Author(s): Siri Hustvedt
A provocative, wildly funny, intellectually rigorous and engrossing novel, punctuated by Siri Hustvedt's own illustrations - a tour de force by one of America's most acclaimed and beloved writers.
Fresh from Minnesota and hungry for all New York has to offer, twenty-three-year-old S.H. embarks on a year that proves both exhilarating and frightening - from bruising encounters with men to the increasingly ominous monologues of the woman next door.
Forty years on, those pivotal months come back to vibrant life when S.H. discovers the notebook in which she recorded her adventures alongside drafts of a novel.
Measuring what she remembers against what she wrote, she regards her younger self with curiosity and often amusement. Anger too, for how much has really changed in a world where the female presidential candidate is called an abomination?
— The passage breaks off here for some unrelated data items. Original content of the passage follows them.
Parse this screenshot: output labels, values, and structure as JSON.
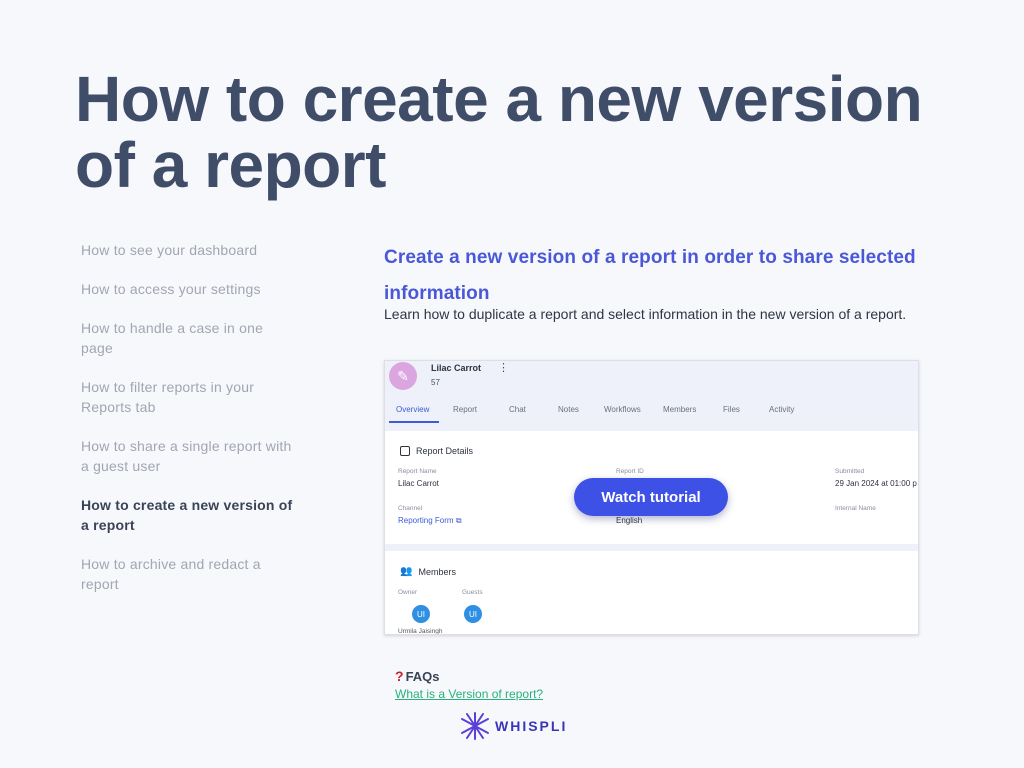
{
  "title": "How to create a new version of a report",
  "sidebar": {
    "items": [
      {
        "label": "How to see your dashboard"
      },
      {
        "label": "How to access your settings"
      },
      {
        "label": "How to handle a case in one page"
      },
      {
        "label": "How to filter reports in your Reports tab"
      },
      {
        "label": "How to share a single report with a guest user"
      },
      {
        "label": "How to create a new version of a report",
        "active": true
      },
      {
        "label": "How to archive and redact a report"
      }
    ]
  },
  "content": {
    "heading": "Create a new version of a report in order to share selected information",
    "description": "Learn how to duplicate a report and select information in the new version of a report."
  },
  "video": {
    "report_name": "Lilac Carrot",
    "report_number": "57",
    "tabs": [
      "Overview",
      "Report",
      "Chat",
      "Notes",
      "Workflows",
      "Members",
      "Files",
      "Activity"
    ],
    "details_title": "Report Details",
    "fields": {
      "report_name_label": "Report Name",
      "report_name_value": "Lilac Carrot",
      "report_id_label": "Report ID",
      "submitted_label": "Submitted",
      "submitted_value": "29 Jan 2024 at 01:00 p",
      "channel_label": "Channel",
      "channel_value": "Reporting Form",
      "language_value": "English",
      "internal_name_label": "Internal Name"
    },
    "members_title": "Members",
    "owner_label": "Owner",
    "guests_label": "Guests",
    "owner_initials": "UI",
    "guest_initials": "UI",
    "owner_name": "Urmila Jaisingh",
    "watch_button": "Watch tutorial"
  },
  "faq": {
    "title": "FAQs",
    "link": "What is a Version of  report?"
  },
  "logo": {
    "text": "WHISPLI"
  },
  "colors": {
    "accent": "#3d51e6",
    "heading": "#4a58d8",
    "link": "#27b27a"
  }
}
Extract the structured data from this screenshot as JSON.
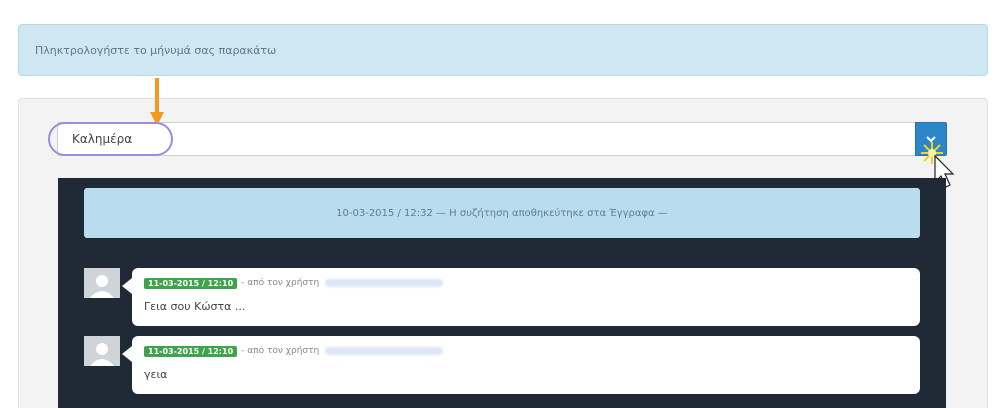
{
  "info_bar": {
    "text": "Πληκτρολογήστε το μήνυμά σας παρακάτω"
  },
  "input": {
    "value": "Καλημέρα"
  },
  "send_button": {
    "icon": "chevron-down-icon"
  },
  "chat": {
    "notice": "10-03-2015 / 12:32 — Η συζήτηση αποθηκεύτηκε στα Έγγραφα —",
    "messages": [
      {
        "time": "11-03-2015 / 12:10",
        "from_text": "- από τον χρήστη",
        "text": "Γεια σου Κώστα ..."
      },
      {
        "time": "11-03-2015 / 12:10",
        "from_text": "- από τον χρήστη",
        "text": "γεια"
      }
    ]
  },
  "colors": {
    "accent_blue": "#2b85c6",
    "time_badge_green": "#3fa34d",
    "arrow_orange": "#f39a1e",
    "highlight_purple": "#9d8be0",
    "chat_background": "#202a36"
  }
}
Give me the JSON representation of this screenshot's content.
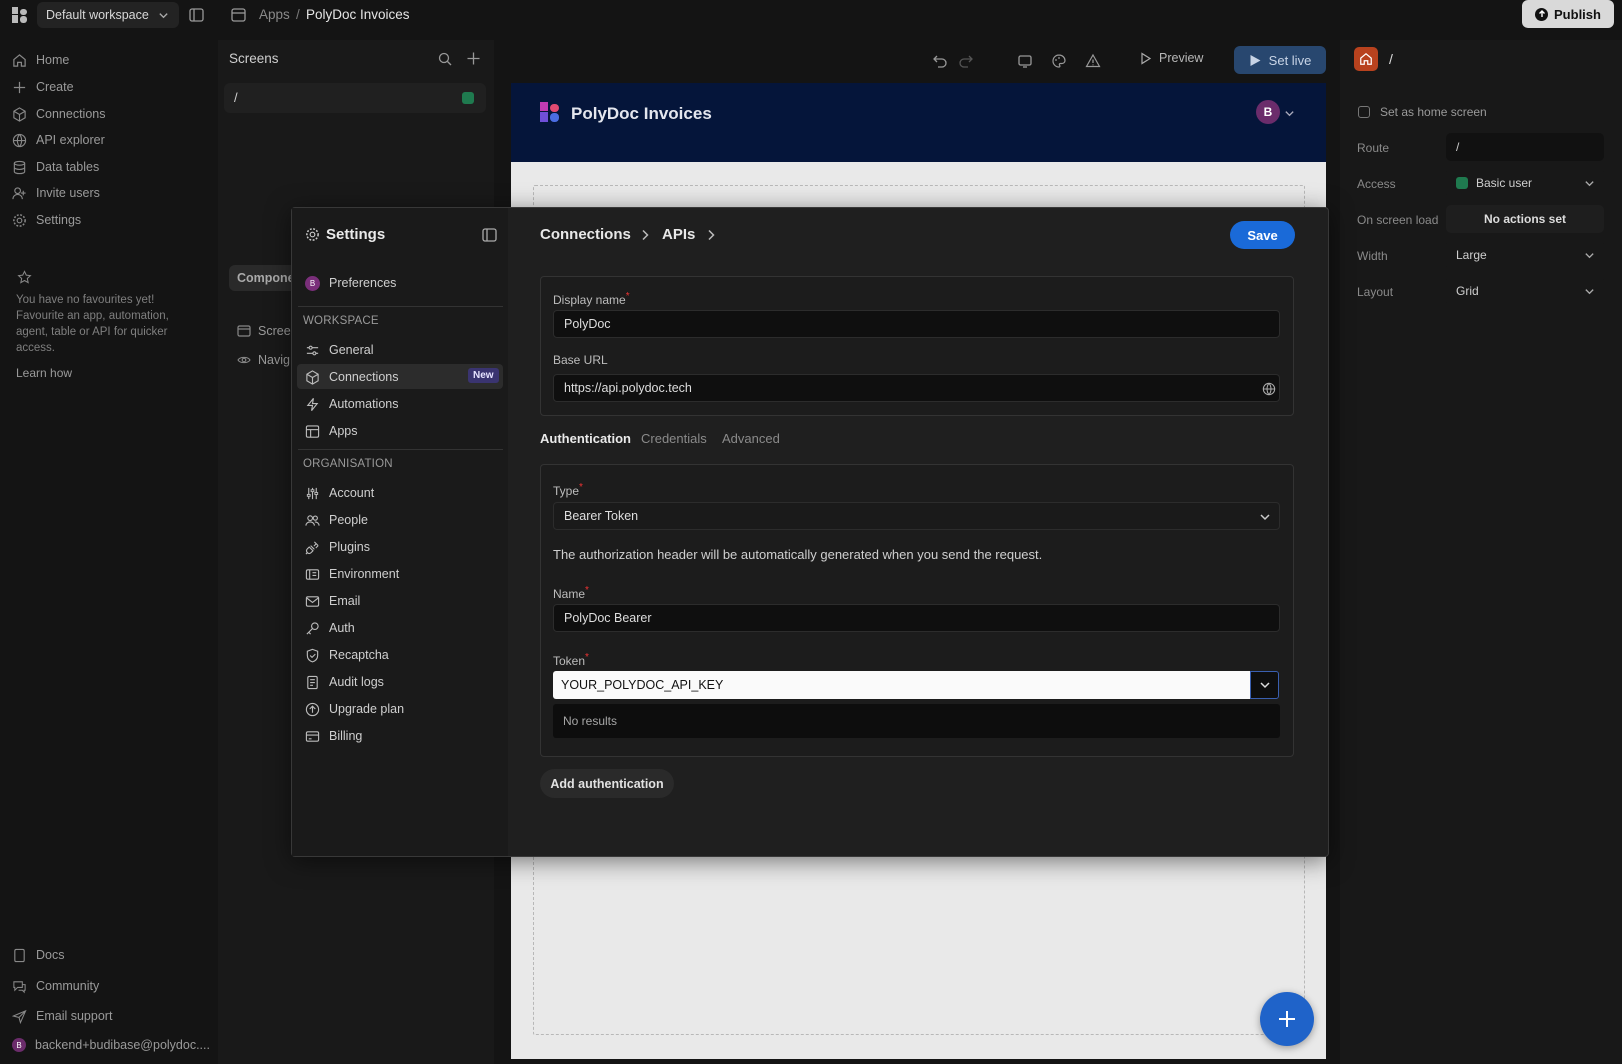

Among the many riches of Siri Hustvedt's portrait of a young woman finding her way as an artist are her reflections on how acts of remembering, if they reach deep enough, can heal the broken present, as well as on the inherent uncanniness of feeling oneself brought into being by the writing hand. Her reflections are no less profound for being couched as philosophical comedy of a Shandean variety. - J. M. Coetzee
Siri Hustvedt's first novel, The Blindfold, was published by Sceptre in 1993. Since then she has published The Enchantment of Lily Dahl, What I Loved, The Sorrows of an American, The Summer Without Men and The Blazing World, which was longlisted for the Man Booker Prize in 2014 and won the Los Angeles Times Book Prize for Fiction. She is also the author of the poetry collection Reading To You, and five collections of essays -Yonder, Mysteries of the Rectangle: Essays on Painting, A Plea for Eros, Living, Thinking, Looking, and A Woman Looking at Men Looking at Women: Essays on Art, Sex and the Mind, as well as the memoir The Shaking Woman or A History of My Nerves. Born in Minnesota, Siri Hustvedt now lives in Brooklyn, New York. She has a PhD in English from Columbia University and is also Lecturer in Psychiatry at Weill Cornell Medical College. In 2012, she was awarded the International Gabarron Prize for Thought and Humanities.